Being a full-time student wasn’t enough to take up my time. I felt lazy and had very few friends at school, which was probably my fault. Though I was only 23, I was going through a very difficult time of adjustment, something most 18-year-olds wouldn’t understand.

To stave off depression, I looked for a job. I was offered a minimum-wage position at a hospital in the medical billing department, though I was told I didn’t have any applicable skills. That was like getting kicked in the face. “No skills?” I thought. I’d just spent the last four years chasing the Taliban across Afghanistan, working 16-20 hours a day—and all I have to do here is field phone calls. I didn’t take the job but instead accepted a position at the MIT Lincoln Laboratory, working for the Navy while taking excess classes to graduate a year early.

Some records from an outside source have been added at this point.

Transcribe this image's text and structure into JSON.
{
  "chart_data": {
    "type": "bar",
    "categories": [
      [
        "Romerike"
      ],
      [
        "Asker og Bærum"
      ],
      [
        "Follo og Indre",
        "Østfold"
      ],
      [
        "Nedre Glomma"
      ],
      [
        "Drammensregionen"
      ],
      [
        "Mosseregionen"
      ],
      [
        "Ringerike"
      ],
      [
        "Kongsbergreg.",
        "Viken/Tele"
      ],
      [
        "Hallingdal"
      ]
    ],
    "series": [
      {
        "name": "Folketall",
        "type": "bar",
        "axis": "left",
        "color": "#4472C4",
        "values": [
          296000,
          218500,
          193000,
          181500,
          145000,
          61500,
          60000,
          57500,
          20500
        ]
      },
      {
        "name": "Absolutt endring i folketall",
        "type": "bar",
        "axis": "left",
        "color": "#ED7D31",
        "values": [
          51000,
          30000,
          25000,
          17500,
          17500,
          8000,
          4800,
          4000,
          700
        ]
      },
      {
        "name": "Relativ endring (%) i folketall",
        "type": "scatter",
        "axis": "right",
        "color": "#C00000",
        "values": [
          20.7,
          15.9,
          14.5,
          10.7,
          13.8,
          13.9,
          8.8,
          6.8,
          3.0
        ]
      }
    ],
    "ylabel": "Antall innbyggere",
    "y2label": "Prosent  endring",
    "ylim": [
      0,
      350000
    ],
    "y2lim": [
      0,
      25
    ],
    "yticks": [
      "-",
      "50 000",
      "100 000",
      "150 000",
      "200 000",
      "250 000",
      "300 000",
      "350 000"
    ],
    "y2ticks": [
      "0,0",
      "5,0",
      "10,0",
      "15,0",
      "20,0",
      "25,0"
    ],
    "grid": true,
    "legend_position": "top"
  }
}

I’ve graduated from college, I have a great job, and I have three sons. The best thing for me was the opportunity to go to Suffolk, because it didn’t give me time to get lazy. I remain in contact with most of my military friends, which makes me realize that my feelings toward “transition” to civilian life are far from abnormal. I am certain that I will never have the privilege of working with a better group of people. But I know I made the right decision. After nine years, I feel happy with where I am personally and professionally, and I’m so glad to be home.